When applying for a job, it may feel like countless factors out of your control could affect your chances of getting it, such as the interviewer’s attitude, the questions they’ll ask, and their perceptions of your qualifications. Fortunately, there are many things that you have control over. All it takes is knowing how to prepare and what to expect.
Here’s what you need to know about how to navigate job interviews.
Job interview basics
Research the company.
While this is standard practice, being knowledgeable about the company shows your enthusiasm for this particular job. It helps you understand how to frame your answers according to the qualifications and qualities the company would benefit from and what questions you can ask at the end of your interview.
You can conduct research on a company pre-interview by looking through its website, social media, company profiles, and latest news. You can also get insider information if you have access to someone who works or has worked there before.
Optimize your CV.
Your CV and cover letter are the first steps to getting employers interested in you, so it’s important to make sure it stands out. Make sure that you highlight details linked to what you have learned about the company in preparing both your CV and cover letter. This helps your interviewer find key points to address during the interview itself.

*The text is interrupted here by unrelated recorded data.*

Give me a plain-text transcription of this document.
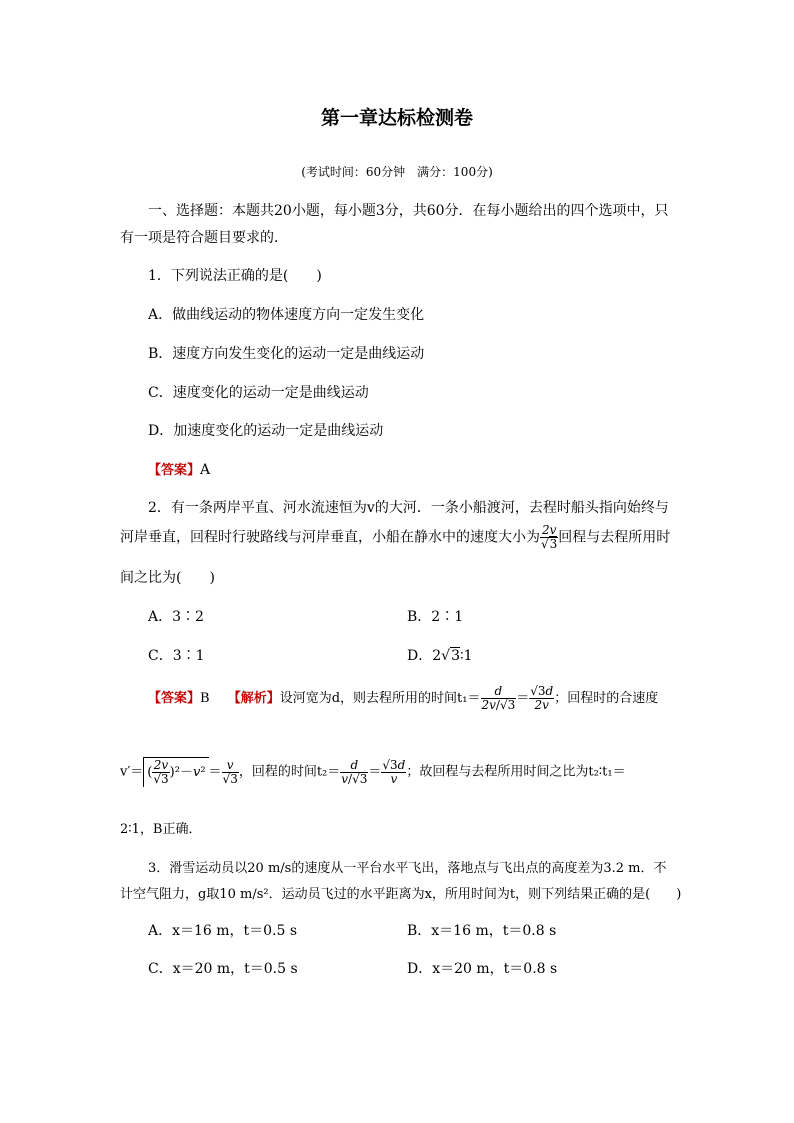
第一章达标检测卷
(考试时间：60分钟　满分：100分)
一、选择题：本题共20小题，每小题3分，共60分．在每小题给出的四个选项中，只
有一项是符合题目要求的．
1．下列说法正确的是(　　)
A．做曲线运动的物体速度方向一定发生变化
B．速度方向发生变化的运动一定是曲线运动
C．速度变化的运动一定是曲线运动
D．加速度变化的运动一定是曲线运动
【答案】A
2．有一条两岸平直、河水流速恒为v的大河．一条小船渡河，去程时船头指向始终与
河岸垂直，回程时行驶路线与河岸垂直，小船在静水中的速度大小为 $\frac{2v}{√3}$ 回程与去程所用时
间之比为(　　)
A．3∶2	B．2∶1
C．3∶1	D．2√3∶1
【答案】B 【解析】设河宽为d，则去程所用的时间$t_1= \frac{d}{2v/√3} = \frac{√3d}{2v}$ ；回程时的合速度
v′＝ ( $\frac{2v}{√3} )^2-v^2 = \frac{v}{√3}$ ，回程的时间$t_2= \frac{d}{v/√3} = \frac{√3d}{v}$ ；故回程与去程所用时间之比为t₂∶t₁＝
2∶1，B正确．
3．滑雪运动员以20 m/s的速度从一平台水平飞出，落地点与飞出点的高度差为3.2 m．不
计空气阻力，g取10 m/s²．运动员飞过的水平距离为x，所用时间为t，则下列结果正确的是(　　)
A．x＝16 m，t＝0.5 s	B．x＝16 m，t＝0.8 s
C．x＝20 m，t＝0.5 s	D．x＝20 m，t＝0.8 s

Say you’ve had a leadership role. If you’re applying for an HR position, then you would emphasize your interpersonal skills, but if you’re applying for a management position, then you should highlight your time management and attention to detail. What matters is that you strike the employer as being exactly who they need.
Market your soft skills.
It’s natural to feel like your CV could have a few more items on the list, but your interview is an opportunity to sell what you do have. As a fresh graduate, employers won’t expect you to be a fully formed professional with lots of work experience. Instead, your value to the company will be in your capacity to grow and learn with the team.
The interview is particularly useful for providing context for the items on your CV and linking your credentials with the soft skills you possess — such as creativity, leadership, communication, conflict resolution, and more. Think deeply about how each role has honed these qualities in you, and incorporate how they can be of value to the company once you’re hired.
Common interview questions and how to answer them.
Q: Tell me about yourself?
This question often serves as an icebreaker that can help you ease into the interview and contextualize your conversation’s direction.
This is best answered by simply giving the interviewer a concise rundown of your present, past, and future. Talk about what you recently graduated with and any current or recent experiences relevant to the job. Describe the training you got from your education, previous work experience, or extracurricular activities. Lastly, talk about where you hope to be in the future.
Q: How do you handle disagreements in the workplace?
Answering this question offers insight into how you respond to interpersonal conflict. As conflicts are detrimental to the productivity and environment of a workplace, emotional intelligence is important to companies.
In answering this question, make sure to stay professional and not throw anyone under the bus. Be accountable for your mistakes, and talk about the valuable steps you took to resolve any issues. The most important part is emphasizing what you learned from the situations and how these lessons informed your actions moving forward.
Q: Tell me about a time you accomplished something
This question is meant to gauge what you consider as success and how you can contribute solutions to the company.
Choose a success story that is relevant to the position you’re applying for, and show enthusiasm about the experience. Talk about what made the situation challenging, how it made you feel, and how you overcame obstacles. Make sure not to downplay or oversell yourself, and as a bonus, acknowledge anyone who might have helped you reach your conclusion.
Q: Where do you see yourself in five years?
Interviewers want to know that you’re not just taking this job merely as a way to stay preoccupied but rather as an investment for your long-term goals.
Make sure that your goals align with the company, and focus on your desire to stay in the industry. Try to provide general answers. Instead of specifying the positions you want to achieve, talk about the skills and experiences that you want to gain. A great way to do this is by providing a major goal and enumerating the small goals you’ll need to achieve.
After the interview
Send a thank you email.
There are probably many other candidates being interviewed for your position. This is why sending a thank you email after your interview is good. This gives you the chance to express your gratitude and solidify the impression you gave to the interviewer. It also helps you address points you may have missed.
It’s easy to overthink each detail that transpired in your interview. But after you’ve sent the thank you email, it won’t do you much good to agonize over what could have been
done better. Instead, take note of points for improvement, and apply them to your next interview. Whatever happens, each interview gives you valuable experience.
As a fresh graduate, you may feel overwhelmed by mishaps or unsatisfactory results in your job search. However, being prepared and making a good impression at job interviews can spell the difference between getting rejected or accepted. As long as you know how to prepare, job interviews will become more and more manageable.